New train doesn't start because it's not within configured auto-time.
Waits...
Five additional commits pushed.
Back within configured auto-time.
New train starts with those seven commits.

This stopped behavior can be interrupted when necessary, like in any situations that require an emergency release.

Train going.
Two additional commits pushed.
Train deploys.
New train doesn't start because it's not within configured auto-time.
One additional commit pushed.
New train force started with those three additional commits.

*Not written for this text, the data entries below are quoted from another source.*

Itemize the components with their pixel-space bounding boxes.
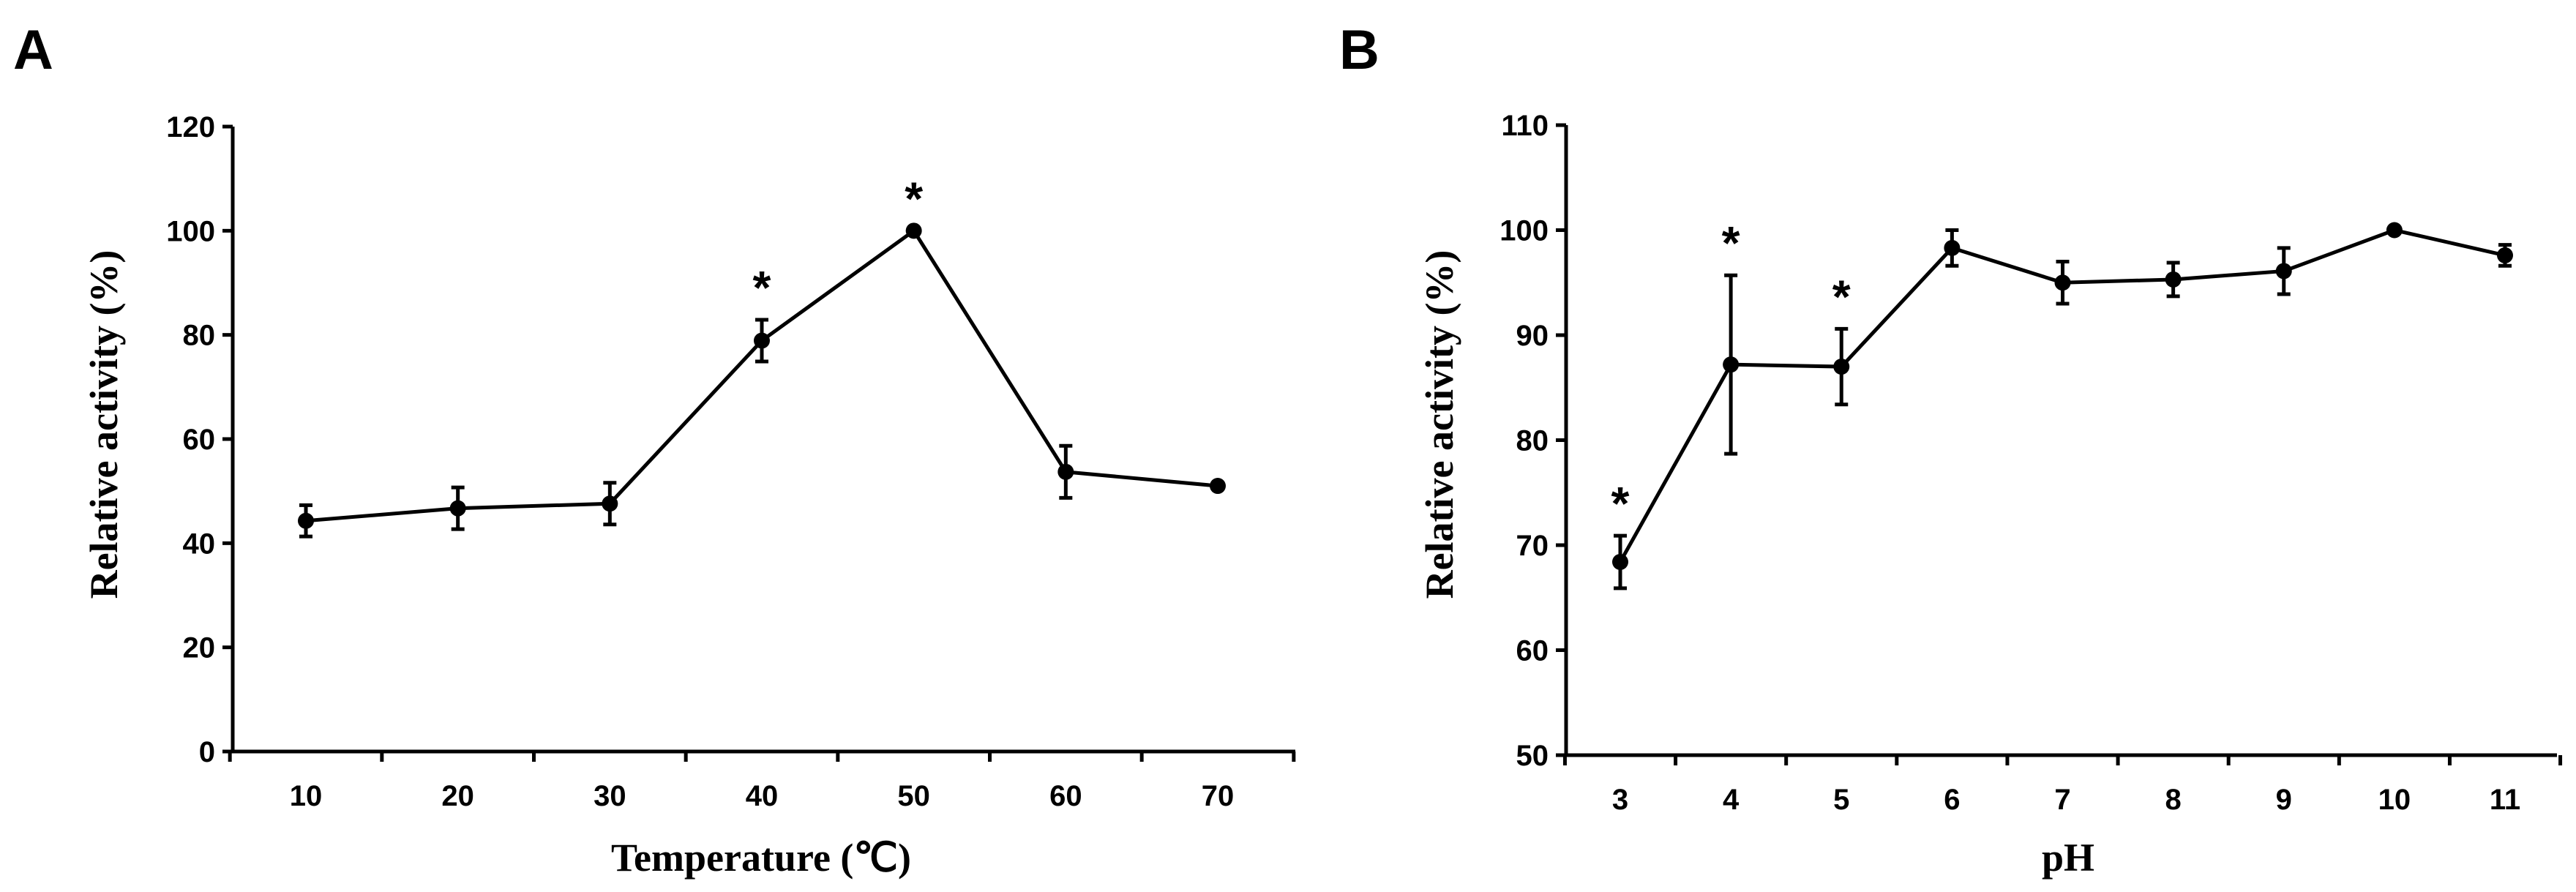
panel-b-x-tick-label: 4: [1723, 784, 1740, 816]
panel-a-x-tick-label: 70: [1202, 780, 1235, 812]
panel-b-x-tick-label: 3: [1612, 784, 1628, 816]
panel-b-y-tick-label: 110: [1501, 110, 1549, 142]
panel-a-y-tick-label: 20: [183, 632, 216, 664]
panel-b-plot-area: 50 60 70 80 90 100 110 3 4 5 6 7 8 9 10 11 * * *: [1499, 110, 2563, 816]
panel-a-x-tick-label: 20: [441, 780, 474, 812]
panel-a-significance-star: *: [905, 172, 923, 225]
panel-a-data-point: [1057, 463, 1074, 480]
panel-a-y-tick-label: 60: [183, 424, 216, 456]
panel-b-x-tick-label: 6: [1944, 784, 1960, 816]
panel-a-x-tick-label: 10: [290, 780, 323, 812]
panel-b-data-point: [1833, 359, 1850, 375]
panel-a-y-axis-title: Relative activity (%): [82, 250, 126, 599]
panel-b-x-tick-label: 10: [2378, 784, 2411, 816]
panel-b-y-tick-label: 90: [1516, 320, 1549, 352]
panel-b-data-point: [2165, 271, 2182, 288]
panel-a-x-tick-label: 40: [746, 780, 779, 812]
panel-b-data-point: [2497, 247, 2513, 263]
panel-a-data-point: [905, 222, 922, 239]
panel-b-x-tick-label: 11: [2490, 784, 2520, 816]
panel-a-x-tick-label: 50: [897, 780, 930, 812]
panel-b-y-tick-label: 80: [1516, 425, 1549, 457]
panel-b-x-tick-label: 5: [1833, 784, 1849, 816]
panel-a-x-axis-title: Temperature (℃): [611, 836, 911, 880]
panel-b-significance-star: *: [1722, 217, 1740, 269]
panel-a-y-tick-label: 80: [183, 320, 216, 352]
panel-a-y-tick-label: 40: [183, 528, 216, 560]
panel-a-data-point: [449, 500, 466, 517]
panel-b-data-point: [1612, 553, 1628, 570]
panel-b-x-tick-label: 8: [2165, 784, 2182, 816]
panel-b-data-point: [2275, 263, 2292, 280]
panel-a-significance-star: *: [753, 261, 771, 314]
panel-a-plot-area: 0 20 40 60 80 100 120 10 20 30 40 50 60 70 * *: [166, 111, 1296, 812]
panel-b-x-tick-label: 7: [2054, 784, 2070, 816]
panel-a-temperature-chart: A 0 20 40 60 80 100 120 10 20 30 40 50 60 70 * * Temper…: [13, 19, 1296, 880]
panel-b-x-tick-label: 9: [2276, 784, 2292, 816]
panel-b-data-point: [1944, 239, 1961, 256]
panel-a-data-point: [602, 495, 618, 512]
panel-a-y-tick-label: 120: [166, 111, 215, 143]
panel-a-letter: A: [13, 19, 53, 81]
panel-a-data-point: [298, 512, 314, 529]
panel-b-y-axis-title: Relative activity (%): [1418, 250, 1461, 599]
panel-b-data-point: [2054, 274, 2071, 291]
panel-a-x-tick-label: 30: [594, 780, 626, 812]
panel-b-ph-chart: B 50 60 70 80 90 100 110 3 4 5 6 7 8 9 10 11 * * * pH Rela…: [1339, 19, 2563, 880]
panel-b-significance-star: *: [1611, 477, 1630, 530]
panel-a-y-tick-label: 0: [199, 736, 215, 768]
panel-b-data-point: [1723, 356, 1740, 373]
panel-a-data-point: [754, 332, 770, 349]
panel-a-data-point: [1210, 478, 1226, 495]
panel-b-data-point: [2386, 222, 2403, 239]
panel-b-letter: B: [1339, 19, 1379, 81]
panel-a-x-tick-label: 60: [1049, 780, 1082, 812]
panel-b-y-tick-label: 100: [1499, 215, 1549, 247]
panel-b-y-tick-label: 60: [1516, 635, 1549, 667]
panel-a-y-tick-label: 100: [166, 215, 215, 247]
panel-b-y-tick-label: 70: [1516, 530, 1549, 562]
panel-b-y-tick-label: 50: [1516, 740, 1549, 772]
panel-b-significance-star: *: [1832, 270, 1851, 323]
panel-b-x-axis-title: pH: [2042, 836, 2094, 880]
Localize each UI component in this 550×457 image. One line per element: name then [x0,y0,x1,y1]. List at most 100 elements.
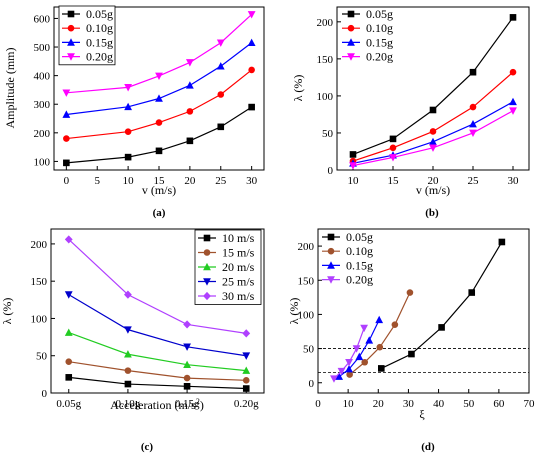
data-point [389,144,397,152]
y-tick-label: 400 [34,71,51,83]
legend-label: 0.15g [366,35,393,49]
x-tick-label: 20 [428,175,440,187]
plot-frame [317,228,530,394]
x-tick-label: 10 [348,175,360,187]
data-point [64,291,73,299]
legend-label: 30 m/s [222,289,255,303]
y-tick-label: 100 [317,91,334,103]
data-point [352,345,361,353]
data-point [124,380,132,388]
series-line-15-m/s [68,361,247,381]
data-point [124,367,132,374]
data-point [429,137,437,146]
data-point [124,290,132,299]
x-tick-label: 30 [246,175,258,187]
x-axis-label-superscript: 2 [196,397,200,406]
series-line-10-m/s [68,376,247,390]
data-point [124,153,132,161]
series-line-0.10g [349,292,411,376]
y-tick-label: 50 [303,344,315,356]
legend-marker [203,262,211,271]
data-point [429,144,437,152]
data-point [62,89,71,97]
data-point [124,102,133,111]
data-point [378,365,385,372]
data-point [242,366,251,374]
y-tick-label: 600 [34,13,51,25]
series-line-0.05g [66,106,252,164]
data-point [509,68,517,76]
series-line-25-m/s [68,294,247,357]
legend-label: 25 m/s [222,275,255,289]
data-point [65,374,73,381]
y-tick-label: 200 [34,128,51,140]
legend-marker [67,24,75,32]
x-tick-label: 5 [94,175,100,187]
x-tick-label: 0 [64,175,70,187]
y-tick-label: 200 [31,239,48,251]
y-tick-label: 50 [36,351,48,363]
series-line-30-m/s [68,238,247,334]
data-point [365,336,374,344]
data-point [429,128,437,135]
series-line-0.15g [66,42,253,116]
legend-label: 0.05g [366,7,393,21]
data-point [185,59,194,67]
x-axis-label: ξ [419,407,425,421]
y-tick-label: 200 [317,17,334,29]
legend-label: 20 m/s [222,260,255,274]
x-tick-label: 25 [215,175,227,187]
x-tick-label: 25 [468,175,480,187]
data-point [438,324,445,331]
data-point [429,106,437,114]
data-point [124,326,132,334]
legend-label: 0.05g [86,7,113,21]
panel-a: 0 5 10 15 20 25 30 100 200 300 400 500 600 v (m/s) Amp… [3,5,265,219]
data-point [509,14,517,21]
legend-marker [67,38,75,46]
data-point [247,11,256,19]
legend-label: 10 m/s [222,231,255,245]
data-point [155,119,163,126]
data-point [64,235,73,244]
data-point [346,371,353,378]
x-tick-label: 10 [343,398,355,410]
data-point [155,72,163,81]
x-axis-label-end: ) [200,398,204,412]
data-point [509,97,517,106]
legend-marker [327,261,335,269]
y-axis-label: λ (%) [287,298,301,325]
series-line-20-m/s [68,332,247,372]
data-point [183,374,191,382]
x-tick-label: 10 [123,175,135,187]
legend-marker [203,278,211,286]
x-tick-label: 30 [508,175,520,187]
data-point [183,343,191,351]
x-tick-label: 0.20g [234,398,259,410]
data-point [406,289,414,296]
data-point [242,385,250,392]
y-tick-label: 50 [322,128,334,140]
y-axis-label: λ (%) [291,75,305,102]
legend-marker [203,291,211,301]
x-tick-label: 15 [388,175,400,187]
legend-marker [203,234,211,242]
data-point [469,68,477,76]
data-point [376,343,384,351]
data-point [389,154,397,162]
x-tick-label: 15 [154,175,166,187]
data-point [349,162,357,170]
data-point [242,329,251,338]
y-tick-label: 150 [298,275,315,287]
legend-marker [327,233,335,241]
data-point [389,135,397,143]
data-point [247,38,256,47]
legend-marker [347,24,355,32]
x-tick-label: 50 [463,398,475,410]
legend-label: 0.15g [346,258,373,272]
legend-label: 0.05g [346,230,373,244]
data-point [183,320,191,329]
y-tick-label: 150 [31,276,48,288]
y-tick-label: 100 [34,156,51,168]
data-point [183,360,191,368]
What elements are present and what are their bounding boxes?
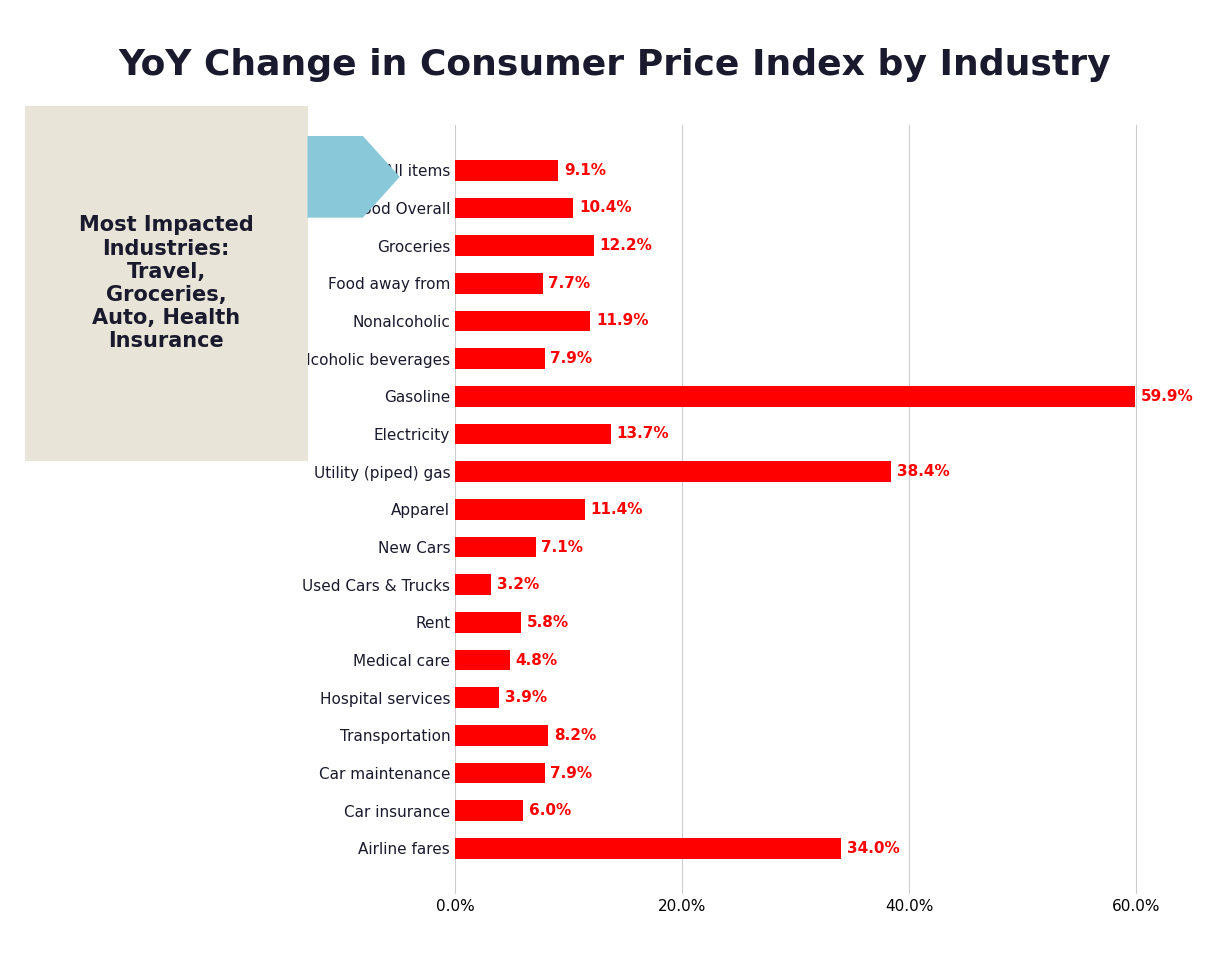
Bar	[455, 273, 542, 294]
Text: Most Impacted
Industries:
Travel,
Groceries,
Auto, Health
Insurance: Most Impacted Industries: Travel, Grocer…	[79, 215, 253, 352]
Text: 5.8%: 5.8%	[526, 615, 568, 629]
Bar	[455, 499, 584, 520]
Bar	[455, 650, 509, 671]
Bar	[455, 461, 891, 482]
Bar	[455, 536, 536, 557]
Text: 3.9%: 3.9%	[506, 690, 547, 705]
Text: 38.4%: 38.4%	[897, 464, 950, 480]
Text: 11.4%: 11.4%	[590, 502, 643, 517]
Text: 9.1%: 9.1%	[565, 162, 606, 178]
Text: YoY Change in Consumer Price Index by Industry: YoY Change in Consumer Price Index by In…	[118, 48, 1112, 82]
Bar	[455, 348, 545, 369]
Text: 7.9%: 7.9%	[551, 351, 593, 366]
Bar	[455, 801, 523, 821]
Text: 7.7%: 7.7%	[549, 276, 590, 291]
Bar	[455, 838, 841, 859]
Bar	[455, 763, 545, 783]
Text: 13.7%: 13.7%	[616, 427, 669, 441]
Bar	[455, 235, 594, 256]
Text: 34.0%: 34.0%	[846, 841, 899, 856]
Bar	[455, 160, 558, 181]
Bar	[455, 725, 549, 746]
Bar	[455, 687, 499, 708]
Bar	[455, 612, 522, 632]
Text: 7.9%: 7.9%	[551, 766, 593, 780]
Bar	[455, 386, 1135, 407]
Text: 11.9%: 11.9%	[595, 313, 648, 329]
Text: 12.2%: 12.2%	[599, 238, 652, 253]
Bar	[455, 424, 610, 444]
Bar	[455, 198, 573, 218]
Bar	[455, 310, 590, 332]
Text: 8.2%: 8.2%	[554, 727, 597, 743]
Text: 3.2%: 3.2%	[497, 578, 540, 592]
Text: 7.1%: 7.1%	[541, 539, 583, 554]
Text: 6.0%: 6.0%	[529, 803, 571, 818]
Text: 4.8%: 4.8%	[515, 653, 557, 668]
Bar	[455, 575, 492, 595]
Text: 10.4%: 10.4%	[579, 201, 631, 215]
Text: 59.9%: 59.9%	[1141, 389, 1193, 404]
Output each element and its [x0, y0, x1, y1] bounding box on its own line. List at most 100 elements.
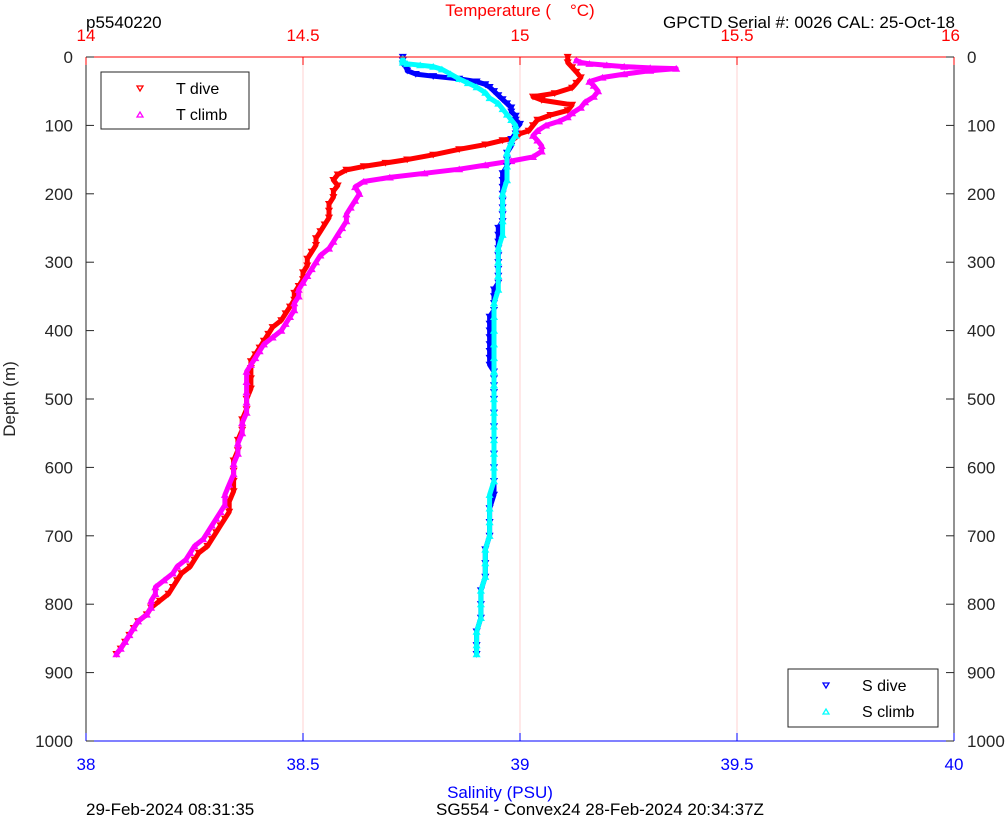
s-climb-point — [437, 65, 446, 73]
t-dive-point — [481, 141, 490, 149]
t-dive-point — [563, 59, 572, 67]
s-dive-point — [494, 224, 503, 232]
s-climb-point — [485, 491, 494, 498]
t-climb-point — [238, 429, 247, 437]
s-climb-point — [489, 354, 499, 362]
t-dive-point — [342, 166, 351, 174]
t-dive-point — [316, 228, 325, 236]
t-dive-point — [568, 84, 577, 92]
s-climb-point — [489, 450, 499, 457]
t-dive-point — [537, 96, 546, 104]
t-climb-point — [338, 224, 347, 232]
t-dive-point — [225, 508, 234, 516]
t-dive-point — [568, 64, 577, 71]
t-dive-point — [303, 255, 312, 263]
temperature-tick-label: 15.5 — [720, 26, 753, 45]
s-climb-point — [429, 62, 438, 70]
t-climb-point — [329, 238, 338, 245]
t-climb-point — [160, 576, 169, 584]
s-climb-point — [502, 149, 512, 156]
t-climb-point — [507, 157, 516, 165]
s-climb-point — [463, 79, 472, 87]
s-climb-point — [511, 127, 520, 134]
t-climb-point — [594, 87, 603, 95]
salinity-tick-label: 38 — [77, 755, 96, 774]
t-dive-point — [550, 90, 559, 97]
t-climb-point — [346, 203, 355, 211]
s-dive-point — [498, 177, 507, 184]
s-climb-point — [489, 367, 499, 375]
s-climb-point — [498, 217, 507, 225]
s-dive-point — [485, 361, 494, 369]
t-climb-point — [259, 340, 268, 348]
t-dive-point — [572, 68, 581, 76]
depth-tick-label-left: 700 — [45, 527, 73, 546]
temperature-tick-label: 14.5 — [286, 26, 319, 45]
depth-axis-label: Depth (m) — [0, 361, 19, 437]
s-dive-point — [511, 112, 520, 120]
t-climb-point — [298, 279, 308, 286]
s-dive-point — [472, 78, 481, 86]
t-dive-point — [455, 146, 464, 153]
t-climb-point — [385, 173, 394, 181]
t-climb-point — [116, 645, 125, 652]
temperature-grid — [302, 57, 738, 741]
s-climb-point — [494, 258, 503, 266]
s-climb-point — [511, 121, 520, 129]
s-climb-point — [472, 650, 481, 658]
t-dive-point — [524, 127, 533, 135]
depth-tick-label-left: 900 — [45, 664, 73, 683]
s-climb-point — [489, 381, 499, 389]
profile-id-label: p5540220 — [86, 13, 162, 32]
t-climb-point — [342, 210, 351, 218]
s-dive-point — [494, 92, 503, 99]
t-climb-point — [290, 299, 299, 307]
t-dive-point — [186, 563, 195, 571]
t-dive-point — [246, 375, 255, 383]
temperature-tick-label: 16 — [941, 26, 960, 45]
t-climb-point — [147, 597, 156, 604]
depth-tick-label-left: 0 — [64, 48, 73, 67]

In these situations, committers of queued commits may be unable to verify their changes.

Either way, those commits add unnecessary risk.

There must be a way to limit commits when necessary: pull them off.

Train going.
Two additional commits pushed.
Train deploys.
New train doesn't start because it's not within configured auto-time.
One additional commit pushed.
The two original commits are reverted.
New train force started with only the latest commit.

What if there was an important situation during auto-time?

We can do the same thing there.

Train going.
Emergency situation!
Put `conductor` in manual mode and cancel the current train.
Revert unrelated commits.
Hand-pick commits for the new train.

This looks good, but has some issues.

A) There are race conditions between reverts, train creation, and people pushing their changes.
B) When things are okay, the reverts themselves will be reverted, leading to lots of "revert revert" commits.

We can do better.

Let's imagine this is the state of the branch, where each letter is a commit.

The train is defined between '[' and ']'.

... [a b c] d e

Now, an emergency fix needs to come in, call it 'f', and all of 'a', 'b', 'c', 'd', and 'e' should be removed.

How should this be done?

Well, cleanest would be to reset the branch to right before the train, before 'a'.

So, in these emergency situations, let's do that. A special "remove train and queue" operation.

The fact that conductor is in manual mode can be used to warn people trying to commit.

What about non-emergency situations, where something is found wrong in the staging environment?

Train going.
Commits 'a', 'b', and 'c' on the train.
Commit 'd' added to queue.
Problem found with commit 'b'.
???

At this point, there are two options.

A) Extend the train to include the revert commit and the queue.
B) Remove d from the branch with a force push and put the revert commit on.

Option B) may lead to delays in getting queued code out.

[a b c d e f g] h i j k l m n o
... 10m of build & verification
Problem with e - delete the queue
[a b c d e f g !e] h i j k l m n o p q r s
... 10m of build & verification
Problem with g - delete the queue.
...
And the queue would keep building and building.

The queue shouldn't be let to grow like that.

Instead, we extend the train to include the previous train and the queue.

Keep in mind that 'a' and 'c' can still be verified while the new train is building.

Tickets from the original train are carried over.

Then this larger train goes out all at once.